The first step towards a future devoid of oil, coal and related energy holdings looks promising. Just days after US President Donald Trump signed the resumption of an access pipeline project that will transport hundreds of thousands of crude oil from North Dakota to Illinois, an initiative to preserve the natural resources has been launched in Europe.

Ireland has steered its ship towards an impending outlook that sees the country using alternative means of energy assets. Its legal system has done it quite convincingly.

With a 90 to 53 runaway voting decision, the Parliament has withdrawn its support for the country's Strategic Investment Fund. This means that gas, oil and coal investments will no longer be backed by Ireland's $8.56 billion coffer.

Although the result of the ballots has not been officially translated into law, it is believed that this development is highly likely to be approved soon. The proposal has been pushed by independent politician Thomas Pringle.
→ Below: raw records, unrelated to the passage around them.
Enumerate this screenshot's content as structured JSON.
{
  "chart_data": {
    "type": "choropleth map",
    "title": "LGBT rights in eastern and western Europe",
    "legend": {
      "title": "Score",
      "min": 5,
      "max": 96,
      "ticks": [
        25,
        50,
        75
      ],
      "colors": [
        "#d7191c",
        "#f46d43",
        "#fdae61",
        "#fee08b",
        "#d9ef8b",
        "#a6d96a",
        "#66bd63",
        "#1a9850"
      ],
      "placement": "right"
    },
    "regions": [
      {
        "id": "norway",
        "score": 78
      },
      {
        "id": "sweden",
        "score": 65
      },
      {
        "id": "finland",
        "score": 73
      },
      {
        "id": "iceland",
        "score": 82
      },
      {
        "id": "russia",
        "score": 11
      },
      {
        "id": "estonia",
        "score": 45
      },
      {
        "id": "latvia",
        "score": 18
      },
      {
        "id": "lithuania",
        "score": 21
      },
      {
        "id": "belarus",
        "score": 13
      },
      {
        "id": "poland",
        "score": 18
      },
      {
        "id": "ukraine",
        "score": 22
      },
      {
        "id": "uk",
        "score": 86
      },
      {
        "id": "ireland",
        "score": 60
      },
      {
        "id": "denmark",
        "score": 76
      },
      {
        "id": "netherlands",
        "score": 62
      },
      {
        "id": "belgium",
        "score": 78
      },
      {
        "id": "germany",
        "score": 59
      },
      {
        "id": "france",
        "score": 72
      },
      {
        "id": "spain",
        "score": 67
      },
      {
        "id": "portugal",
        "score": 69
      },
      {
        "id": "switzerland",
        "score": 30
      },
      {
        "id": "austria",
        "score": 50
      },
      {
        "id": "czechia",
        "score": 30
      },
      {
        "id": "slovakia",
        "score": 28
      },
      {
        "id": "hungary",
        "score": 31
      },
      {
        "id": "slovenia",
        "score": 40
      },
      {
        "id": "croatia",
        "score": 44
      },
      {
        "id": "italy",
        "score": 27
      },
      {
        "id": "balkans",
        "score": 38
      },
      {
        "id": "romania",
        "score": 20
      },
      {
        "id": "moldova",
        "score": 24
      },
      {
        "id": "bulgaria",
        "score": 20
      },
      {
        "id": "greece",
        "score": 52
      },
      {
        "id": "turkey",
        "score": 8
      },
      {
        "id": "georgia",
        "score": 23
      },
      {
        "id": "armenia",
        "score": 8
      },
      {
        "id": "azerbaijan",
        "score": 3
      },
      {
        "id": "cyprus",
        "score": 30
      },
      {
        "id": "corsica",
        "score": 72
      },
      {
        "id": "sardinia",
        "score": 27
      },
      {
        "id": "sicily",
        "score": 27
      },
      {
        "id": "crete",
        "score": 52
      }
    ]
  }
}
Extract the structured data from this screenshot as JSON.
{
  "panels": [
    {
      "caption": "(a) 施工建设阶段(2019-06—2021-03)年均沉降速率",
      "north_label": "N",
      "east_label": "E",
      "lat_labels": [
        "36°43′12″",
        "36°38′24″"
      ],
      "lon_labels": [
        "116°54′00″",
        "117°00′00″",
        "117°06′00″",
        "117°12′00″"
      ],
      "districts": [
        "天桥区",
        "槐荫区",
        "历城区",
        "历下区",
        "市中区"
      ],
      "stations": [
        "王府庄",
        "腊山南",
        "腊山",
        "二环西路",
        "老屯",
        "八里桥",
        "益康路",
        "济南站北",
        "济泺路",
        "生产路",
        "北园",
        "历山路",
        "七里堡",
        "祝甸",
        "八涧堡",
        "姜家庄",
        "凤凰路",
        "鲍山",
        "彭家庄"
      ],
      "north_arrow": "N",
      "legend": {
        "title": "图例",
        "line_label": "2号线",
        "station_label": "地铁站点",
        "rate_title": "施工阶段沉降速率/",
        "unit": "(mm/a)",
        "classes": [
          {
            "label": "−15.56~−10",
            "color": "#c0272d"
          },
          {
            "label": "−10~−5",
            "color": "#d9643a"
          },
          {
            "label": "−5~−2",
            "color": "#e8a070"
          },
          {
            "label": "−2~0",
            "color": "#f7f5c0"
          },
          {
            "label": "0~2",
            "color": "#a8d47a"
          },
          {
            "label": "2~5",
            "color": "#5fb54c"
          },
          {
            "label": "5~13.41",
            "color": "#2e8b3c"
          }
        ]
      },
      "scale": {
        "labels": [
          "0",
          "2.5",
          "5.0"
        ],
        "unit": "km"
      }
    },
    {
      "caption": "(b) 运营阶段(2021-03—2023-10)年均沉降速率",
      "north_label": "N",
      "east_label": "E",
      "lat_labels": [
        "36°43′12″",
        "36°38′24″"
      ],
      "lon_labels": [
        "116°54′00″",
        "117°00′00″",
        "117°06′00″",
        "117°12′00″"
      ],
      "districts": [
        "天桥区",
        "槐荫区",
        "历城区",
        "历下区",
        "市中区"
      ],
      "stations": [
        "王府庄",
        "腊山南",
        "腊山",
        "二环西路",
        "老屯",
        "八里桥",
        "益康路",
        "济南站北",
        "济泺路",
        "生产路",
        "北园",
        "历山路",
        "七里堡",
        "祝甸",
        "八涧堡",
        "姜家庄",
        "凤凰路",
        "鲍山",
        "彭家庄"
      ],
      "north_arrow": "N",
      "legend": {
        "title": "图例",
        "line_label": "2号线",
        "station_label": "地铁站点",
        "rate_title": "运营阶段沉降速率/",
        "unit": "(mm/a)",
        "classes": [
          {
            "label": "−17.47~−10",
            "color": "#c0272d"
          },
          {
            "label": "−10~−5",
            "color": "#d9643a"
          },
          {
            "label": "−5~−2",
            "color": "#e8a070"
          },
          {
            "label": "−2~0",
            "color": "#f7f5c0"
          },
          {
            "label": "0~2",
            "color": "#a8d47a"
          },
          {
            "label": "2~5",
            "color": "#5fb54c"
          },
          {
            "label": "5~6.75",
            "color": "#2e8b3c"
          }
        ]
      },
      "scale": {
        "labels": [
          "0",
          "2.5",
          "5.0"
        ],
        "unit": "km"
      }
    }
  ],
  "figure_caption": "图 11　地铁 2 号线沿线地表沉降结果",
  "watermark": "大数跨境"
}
Considering the overwhelming chances of the initiative to be passed into law, the budget for fossil ventures will be taken out of the strategic fund for the next five years. The stakes will eventually be sold down the road.

According to Pringle, the move sends a strong signal to global companies that their constant exploitation of natural resources will come to an end. It is a fact that such scheming has led to climate changes which resulted to catastrophic effects in underdeveloped nations where living instability has been rampant.

However, the implication of Ireland's political will may not be that formidable. Judging from the European country's link with environmental issues, the dent is somewhat minimal. Still, the action is a huge symbolic approach.

Ireland's breakthrough will become more vital than Norway's drive to eliminate fossil fuel projects. It can be recalled back in 2015, Oslo has launched a process that will undermine the financial resources from the government's sovereign pension fund. Even though the campaign pushed through, the implementation coverage has fallen short considering that not all fuel organizations were included.